第2章 為虎添翼ー1日目ー
ー影山sideー
食堂で始まった腕相撲が終わり、3年生から風呂に行ったから縁下さんを手伝って布団を敷く。
そういえば縁下さんさっき京香さんと何話してたんだろ…
「か、影山?そんな目で見るなよ恐ぇから…」
「あ、す、すんません」
「はは、どうせあれだろ?さっき俺と京香さんが話してたの気になったんだろ」
「なっ…」
「あははっ…本当影山わかりやすいよな。俺はお前のライバルじゃないから安心しろ」
「ライバル…っすか」
「だって影山、京香さんのこと好きなんだろ?俺は伝える勇気なんてないからさ」
俺が…京香さんを、好き…?好き、なのか…?
京香さんのことを考えると顔に熱が集まってくるのがわかる。しかし、何だかまたモヤモヤとしてきて眉間に皺が寄る。
誰かを好きになるなんてことなかったから、そう言われてもよくわかんねえ。今までバレーだけ考えてきたんだ。
「影山、もしかして自分の気持ちがわからないのか?」
「…よく、わかんねえっす」
「はぁ…わかったよ序でに教えてやるからこっち来い」
布団を敷き終わり、縁下さんに手招きされて部屋の隅に座る。
日向は田中さんたちと話してるし、月島と山口は各々過ごしているのが見えた。あいつらに聞かれる心配はねえ。
「まずな影山、京香さんのこと考えてみ?どうなる?」
「…顔に熱が集まるような感じがして、胸が苦しくなるような気がします」
「だろうな。じゃあ京香さんが菅原さんや俺とかと話してるの見てるとどう思う?」
「いい気分じゃねぇっす…なんかモヤモヤしてきて、よくわかんなくなります」
「きっとそれはな、嫉妬だろ」
「…しっ、と…?」
「あー、えーと、ヤキモチだヤキモチ!」
縁下さんの言う通り、考えてみるもののやはり初めての感覚にどうしてもそうかと納得することが出来ねえ。何でヤキモチなんて妬く必要があるんだ。

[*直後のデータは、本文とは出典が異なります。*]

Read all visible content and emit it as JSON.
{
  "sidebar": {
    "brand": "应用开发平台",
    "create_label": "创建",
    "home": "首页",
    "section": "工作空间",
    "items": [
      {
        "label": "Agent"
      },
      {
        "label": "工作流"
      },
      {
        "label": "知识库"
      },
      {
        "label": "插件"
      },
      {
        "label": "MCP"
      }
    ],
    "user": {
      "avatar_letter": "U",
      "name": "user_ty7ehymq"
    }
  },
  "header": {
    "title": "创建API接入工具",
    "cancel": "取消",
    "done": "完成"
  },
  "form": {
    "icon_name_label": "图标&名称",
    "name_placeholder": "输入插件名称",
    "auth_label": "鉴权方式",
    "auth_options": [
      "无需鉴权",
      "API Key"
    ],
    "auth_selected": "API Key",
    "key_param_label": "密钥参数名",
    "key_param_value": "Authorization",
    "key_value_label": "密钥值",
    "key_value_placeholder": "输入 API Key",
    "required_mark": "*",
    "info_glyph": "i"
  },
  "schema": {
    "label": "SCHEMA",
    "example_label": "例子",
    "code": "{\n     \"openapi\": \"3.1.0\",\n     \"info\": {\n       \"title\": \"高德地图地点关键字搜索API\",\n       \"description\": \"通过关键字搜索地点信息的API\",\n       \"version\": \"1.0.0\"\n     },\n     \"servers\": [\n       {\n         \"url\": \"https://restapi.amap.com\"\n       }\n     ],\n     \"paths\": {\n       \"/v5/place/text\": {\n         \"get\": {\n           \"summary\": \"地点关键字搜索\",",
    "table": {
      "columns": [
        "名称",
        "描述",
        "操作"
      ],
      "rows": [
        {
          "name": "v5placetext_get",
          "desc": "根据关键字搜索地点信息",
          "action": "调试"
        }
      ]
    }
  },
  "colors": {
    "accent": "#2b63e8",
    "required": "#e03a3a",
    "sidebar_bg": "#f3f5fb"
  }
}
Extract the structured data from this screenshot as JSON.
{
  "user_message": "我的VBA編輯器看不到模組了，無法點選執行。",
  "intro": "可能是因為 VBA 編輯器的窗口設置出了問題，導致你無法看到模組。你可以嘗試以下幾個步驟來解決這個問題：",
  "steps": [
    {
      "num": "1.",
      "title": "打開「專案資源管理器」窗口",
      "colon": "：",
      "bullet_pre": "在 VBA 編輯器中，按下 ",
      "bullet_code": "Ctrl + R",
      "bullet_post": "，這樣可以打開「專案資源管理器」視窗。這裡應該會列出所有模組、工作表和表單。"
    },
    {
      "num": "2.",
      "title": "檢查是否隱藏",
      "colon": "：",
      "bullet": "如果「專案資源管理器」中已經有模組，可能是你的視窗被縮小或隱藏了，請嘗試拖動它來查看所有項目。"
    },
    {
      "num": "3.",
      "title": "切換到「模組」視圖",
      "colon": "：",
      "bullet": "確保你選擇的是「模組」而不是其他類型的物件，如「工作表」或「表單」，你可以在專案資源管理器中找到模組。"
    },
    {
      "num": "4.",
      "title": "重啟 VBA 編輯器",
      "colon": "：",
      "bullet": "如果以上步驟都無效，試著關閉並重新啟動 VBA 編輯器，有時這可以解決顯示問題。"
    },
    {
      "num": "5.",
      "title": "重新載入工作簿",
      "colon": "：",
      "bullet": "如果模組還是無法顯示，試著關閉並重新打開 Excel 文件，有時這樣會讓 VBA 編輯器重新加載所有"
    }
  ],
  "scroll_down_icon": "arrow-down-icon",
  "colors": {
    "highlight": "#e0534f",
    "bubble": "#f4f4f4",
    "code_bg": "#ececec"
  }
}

「何で俺がヤキモチなんて妬くんだよって顔してるけどさ、その答えは単純だろ。京香さんが好きだからじゃないのか?京香さんと一緒に居たいとか、笑顔が見たいとか…守りたいとかそう思うだろ?」
一緒に居たい、笑顔が見たい、守りたい…
その言葉はストレートにストンと胸に入ってきた。
俺が頷けば縁下さんは満足そうに笑ってた。